There is a festival at your local park, and you are hungry. There are three food trucks. The first truck has a long line-up and you think, wow, they must have great food but how long is it going to take to get that food? I’m hungry now. The second truck doesn’t have anybody waiting in line and you think, nope, no one likes that food so I’m not going to waste my money. The third truck has a shorter line up than the first and you decide that’s your truck, decent food, in a decent amount of time. You made a snap decision.
However, while you are sitting on the bench eating your okay cheeseburger, you watch what’s really going on. The long line up was for a pizza truck and they cook and serve two pizzas at a time. Sometimes the line up is long but then it dissipates quickly after that gooey pizza is dished out, and wow, you could have really gone for a slice of that! If only they had some sort of sign to tell you how long a batch of pizza takes, then you could have estimated how long you would be waiting based on how many people are in line. But uh oh, some people are taking two or three pieces! What is the average wait time?
And then a bell rings over at the empty truck and the server shouts out a number and a group steps up to claim their deep-fried cheeseburgers on a stick. Now you’re thinking, ah, I would have liked to try that! I’m glad I didn’t stand in line while the fryer was doing its thing, but maybe they should somehow post where you are in the queue? I could have been next in line and wouldn’t know it!

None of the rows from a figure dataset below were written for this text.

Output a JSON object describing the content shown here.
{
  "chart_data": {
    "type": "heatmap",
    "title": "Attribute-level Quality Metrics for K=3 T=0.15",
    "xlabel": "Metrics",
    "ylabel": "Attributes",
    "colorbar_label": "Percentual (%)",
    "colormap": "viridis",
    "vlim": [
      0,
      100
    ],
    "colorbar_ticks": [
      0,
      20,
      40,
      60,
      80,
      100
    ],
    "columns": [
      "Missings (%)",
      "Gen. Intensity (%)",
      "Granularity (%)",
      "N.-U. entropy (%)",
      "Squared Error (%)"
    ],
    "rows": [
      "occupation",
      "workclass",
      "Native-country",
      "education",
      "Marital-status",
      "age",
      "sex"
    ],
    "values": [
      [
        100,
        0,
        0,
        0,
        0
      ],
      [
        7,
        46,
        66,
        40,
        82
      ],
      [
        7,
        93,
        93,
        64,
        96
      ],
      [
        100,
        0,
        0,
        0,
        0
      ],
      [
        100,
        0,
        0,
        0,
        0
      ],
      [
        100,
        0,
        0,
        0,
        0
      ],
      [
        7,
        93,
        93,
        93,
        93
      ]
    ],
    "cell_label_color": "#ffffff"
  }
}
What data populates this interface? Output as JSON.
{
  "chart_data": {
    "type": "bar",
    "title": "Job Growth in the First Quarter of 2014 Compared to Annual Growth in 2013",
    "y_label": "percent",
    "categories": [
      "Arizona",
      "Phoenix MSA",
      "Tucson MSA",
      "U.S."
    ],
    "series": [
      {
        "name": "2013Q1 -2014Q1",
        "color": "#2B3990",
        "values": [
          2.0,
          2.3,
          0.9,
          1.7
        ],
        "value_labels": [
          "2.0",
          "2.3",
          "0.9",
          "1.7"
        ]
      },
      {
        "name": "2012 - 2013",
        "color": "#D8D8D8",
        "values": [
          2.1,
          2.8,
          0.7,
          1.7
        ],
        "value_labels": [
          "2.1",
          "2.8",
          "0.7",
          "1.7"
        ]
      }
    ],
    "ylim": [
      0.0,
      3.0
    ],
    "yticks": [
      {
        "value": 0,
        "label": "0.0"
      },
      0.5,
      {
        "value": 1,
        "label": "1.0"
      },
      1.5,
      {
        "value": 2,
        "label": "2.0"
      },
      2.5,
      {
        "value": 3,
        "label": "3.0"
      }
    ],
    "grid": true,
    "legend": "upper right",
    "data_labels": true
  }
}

So, your snapshot or “real-time” decision was an adequate success for now, but next time you want to do better, you want to plan based on your observations. Then it dawns on you, each truck does things differently and you need to compare average wait time based on each method. It would require you to watch the lines over time to build up historical data.
After dinner you want to work off those calories. You want to go for a run and make use of the outdoor training centre. You google the estimated calorie count for a greasy burger and use your sports watch to set your goal. You run two laps of the park and you do your reps of push-ups and triceps presses; yet your watch hasn’t thrown confetti up to say, “Congrats, you’ve burned those calories”.
What now? How many more bicep curls do you need? Should you run another lap? Tapping your watch isn’t helping because it doesn’t have the on-board data you need to update your goal. You get frustrated and you go for a slice of the pizza you wanted in the first place.
Each of your decisions have been foiled by using a single point of data that has been developed out of context of surrounding data. This is the biggest downfall of IIOT devices on the shop floor.
Clearly defined data is the basis for good decisions, whether choosing a food truck or building a truck. What is clearly defined data?
“Some important properties of data for which requirements need to be met are:
- definition-related properties
- relevance: the usefulness of the data in the context of your business.
- clarity: the availability of a clear and shared definition for the data.
- consistency: the compatibility of the same type of data from different sources.”
How does 10in6 Production Reporting give you better data than IIOT devices alone?
10in6 achieves data relevance.
10in6 achieves data clarity.
10in6 does collect data from the individual assets on you shop floor so you obtain the stand-alone data for that asset, just as an IIOT device does. WE GO FURTHER. We drive the most relevant signals from your shop floor PLC to a concentrator PLC where the data is placed in context with surrounding data. 10in6 takes that data and associates it with shift information, product information and other asset information. Your data is transformed beyond machine data and into data that is in the context of your business.
IIOT devices format data according to their internal data structure and it is up to you to clean and define it. The 10in6 data model is defined by a data template incorporated at the shop floor PLC level. We also apply a layer of redundancy to ensure that your machine data is clean and clearly defined within this template before it is brought into the 10in6 Database.
10in6 achieves data consistency.
10in6 uses the same data collection process for every asset you require. 10in6 doesn’t rely on external devices or communications packages that can be a point of communication failure or controlled by proprietary languages. We develop the data through consistent layers of proven technology. Shop floor data moves from the ladder logic within the PLC template up to the SQL Server database, and is displayed in a familiar MS Excel experience. Our solid technologies produce solid data.